Response 3: We agree on reviewers comment that it would be from great interest to measure antibody kinetics in hamster animal model.
Comment 4: Why did authors select the RBD antigen of SARS-CoV-2.
Response 4: The receptor binding domain of the SARS-CoV-2 spike protein is mediating the binding of the natural main receptor hACE2. Therefore, specific antibodies are potentially neutralizing.
Comment 5: Figure 1. There are many abbreviations. It is helpful to explain those abbreviations in legend.
Response 5: We adapted the figure legend accordingly.
Comment 6: Please explain RBD, S1 and RBD yolk in Figure 2 legend. No explain for C.
Response 6: We adapted the figure legend accordingly.
Comment 7: What is unit of Y axis in Figure 3?

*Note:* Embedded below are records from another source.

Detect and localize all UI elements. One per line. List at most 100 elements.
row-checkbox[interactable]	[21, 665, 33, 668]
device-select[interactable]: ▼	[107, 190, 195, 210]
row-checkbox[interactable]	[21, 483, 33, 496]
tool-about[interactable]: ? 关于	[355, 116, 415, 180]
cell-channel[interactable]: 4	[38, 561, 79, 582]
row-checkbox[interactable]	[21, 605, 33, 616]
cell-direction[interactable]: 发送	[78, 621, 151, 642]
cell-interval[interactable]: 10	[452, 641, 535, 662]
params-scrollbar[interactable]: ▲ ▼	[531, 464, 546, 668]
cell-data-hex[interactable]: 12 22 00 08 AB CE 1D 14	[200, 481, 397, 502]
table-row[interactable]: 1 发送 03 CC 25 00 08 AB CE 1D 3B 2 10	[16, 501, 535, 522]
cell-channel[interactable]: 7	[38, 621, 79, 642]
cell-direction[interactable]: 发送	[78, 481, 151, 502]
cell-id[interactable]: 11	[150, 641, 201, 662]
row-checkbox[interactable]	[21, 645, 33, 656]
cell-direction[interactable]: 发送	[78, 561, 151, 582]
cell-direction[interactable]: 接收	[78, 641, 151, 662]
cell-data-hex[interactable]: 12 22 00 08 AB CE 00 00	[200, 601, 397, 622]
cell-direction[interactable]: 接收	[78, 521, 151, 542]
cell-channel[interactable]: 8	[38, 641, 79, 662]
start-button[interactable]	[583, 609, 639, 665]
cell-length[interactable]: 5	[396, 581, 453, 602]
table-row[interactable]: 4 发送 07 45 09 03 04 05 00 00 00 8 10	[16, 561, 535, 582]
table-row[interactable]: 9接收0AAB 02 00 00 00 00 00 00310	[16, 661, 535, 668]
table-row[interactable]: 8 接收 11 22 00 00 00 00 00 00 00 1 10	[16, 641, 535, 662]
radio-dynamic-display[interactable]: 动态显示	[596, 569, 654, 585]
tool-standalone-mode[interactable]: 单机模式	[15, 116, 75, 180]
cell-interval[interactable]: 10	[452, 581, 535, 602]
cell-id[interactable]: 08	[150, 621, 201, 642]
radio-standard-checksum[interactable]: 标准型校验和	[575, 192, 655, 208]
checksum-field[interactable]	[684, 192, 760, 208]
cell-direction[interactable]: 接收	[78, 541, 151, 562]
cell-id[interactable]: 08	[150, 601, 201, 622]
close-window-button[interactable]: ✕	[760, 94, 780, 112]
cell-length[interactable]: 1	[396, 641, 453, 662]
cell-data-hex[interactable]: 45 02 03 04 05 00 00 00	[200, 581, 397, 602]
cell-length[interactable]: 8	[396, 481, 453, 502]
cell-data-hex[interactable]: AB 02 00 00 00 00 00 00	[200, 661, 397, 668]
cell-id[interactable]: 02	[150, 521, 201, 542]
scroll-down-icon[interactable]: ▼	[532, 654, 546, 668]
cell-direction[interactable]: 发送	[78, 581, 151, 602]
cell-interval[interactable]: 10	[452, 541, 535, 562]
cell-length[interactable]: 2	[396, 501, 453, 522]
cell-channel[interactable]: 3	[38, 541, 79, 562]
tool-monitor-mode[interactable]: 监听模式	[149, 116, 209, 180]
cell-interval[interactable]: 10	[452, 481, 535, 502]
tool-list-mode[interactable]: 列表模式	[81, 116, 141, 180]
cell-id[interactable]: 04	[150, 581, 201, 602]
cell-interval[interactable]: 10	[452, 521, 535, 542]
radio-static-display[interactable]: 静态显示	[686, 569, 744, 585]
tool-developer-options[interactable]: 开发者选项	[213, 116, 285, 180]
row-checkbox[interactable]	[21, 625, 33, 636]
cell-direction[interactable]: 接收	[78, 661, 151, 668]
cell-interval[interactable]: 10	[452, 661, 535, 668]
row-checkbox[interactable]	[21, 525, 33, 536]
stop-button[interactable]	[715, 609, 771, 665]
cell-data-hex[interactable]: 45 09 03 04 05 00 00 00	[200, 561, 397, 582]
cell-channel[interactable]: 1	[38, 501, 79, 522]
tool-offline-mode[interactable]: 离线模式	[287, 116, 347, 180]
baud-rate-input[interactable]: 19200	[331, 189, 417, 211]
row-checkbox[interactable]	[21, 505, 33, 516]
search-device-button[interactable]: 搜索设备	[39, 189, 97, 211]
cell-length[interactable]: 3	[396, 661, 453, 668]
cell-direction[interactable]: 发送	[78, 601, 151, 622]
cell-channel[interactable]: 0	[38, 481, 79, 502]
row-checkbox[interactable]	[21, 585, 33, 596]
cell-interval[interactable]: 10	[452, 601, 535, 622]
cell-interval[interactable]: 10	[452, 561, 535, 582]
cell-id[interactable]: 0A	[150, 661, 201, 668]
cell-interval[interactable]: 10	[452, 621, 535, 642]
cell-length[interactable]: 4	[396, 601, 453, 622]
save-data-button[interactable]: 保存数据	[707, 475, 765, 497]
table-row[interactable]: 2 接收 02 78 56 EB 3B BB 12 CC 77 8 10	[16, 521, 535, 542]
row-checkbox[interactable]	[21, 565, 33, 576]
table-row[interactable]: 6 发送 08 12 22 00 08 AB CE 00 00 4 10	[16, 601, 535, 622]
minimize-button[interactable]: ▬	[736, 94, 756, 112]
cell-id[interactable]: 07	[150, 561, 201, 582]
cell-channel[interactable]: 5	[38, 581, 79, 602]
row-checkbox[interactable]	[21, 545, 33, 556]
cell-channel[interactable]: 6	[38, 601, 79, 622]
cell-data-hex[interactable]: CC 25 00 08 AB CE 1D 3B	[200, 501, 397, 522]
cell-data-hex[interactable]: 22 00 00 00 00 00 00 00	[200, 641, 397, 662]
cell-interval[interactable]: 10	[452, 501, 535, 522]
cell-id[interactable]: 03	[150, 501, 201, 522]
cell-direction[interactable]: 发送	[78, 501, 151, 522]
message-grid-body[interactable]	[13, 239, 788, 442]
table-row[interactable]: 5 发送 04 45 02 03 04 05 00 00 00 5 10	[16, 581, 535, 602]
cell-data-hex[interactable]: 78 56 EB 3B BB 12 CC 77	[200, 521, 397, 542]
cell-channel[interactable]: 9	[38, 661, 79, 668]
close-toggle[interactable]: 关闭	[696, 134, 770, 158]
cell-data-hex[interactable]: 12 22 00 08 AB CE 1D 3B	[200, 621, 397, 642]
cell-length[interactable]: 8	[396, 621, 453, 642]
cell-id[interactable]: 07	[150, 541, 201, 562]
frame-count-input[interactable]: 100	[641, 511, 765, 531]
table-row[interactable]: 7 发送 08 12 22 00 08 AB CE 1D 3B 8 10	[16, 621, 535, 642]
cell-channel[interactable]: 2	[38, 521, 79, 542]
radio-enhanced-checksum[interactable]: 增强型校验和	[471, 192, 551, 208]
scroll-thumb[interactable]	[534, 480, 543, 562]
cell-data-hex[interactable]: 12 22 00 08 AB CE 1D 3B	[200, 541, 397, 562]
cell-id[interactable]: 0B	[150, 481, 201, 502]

Response 7: We now specified in the Y-axis of the figure and in the figure legend that we conducted a virus neutralization test using a 100 TCID50, as described in the method section in detail. In general, it’s a common way to show neutralizing titers, which is given as ration without a unit. Example are: https://www.nature.com/articles/s41467-020-20247-4, 10.1016/j.heliyon.2024.e31026, https://doi.org/10.1016/j.xcrm.2020.100040
Round 2
Reviewer 1 Report
Comments and Suggestions for AuthorsThe manuscript has been significantly revised
Reviewer 3 Report
Comments and Suggestions for AuthorsRevisecd manuscript has been sufficiently improved. I have no further comment.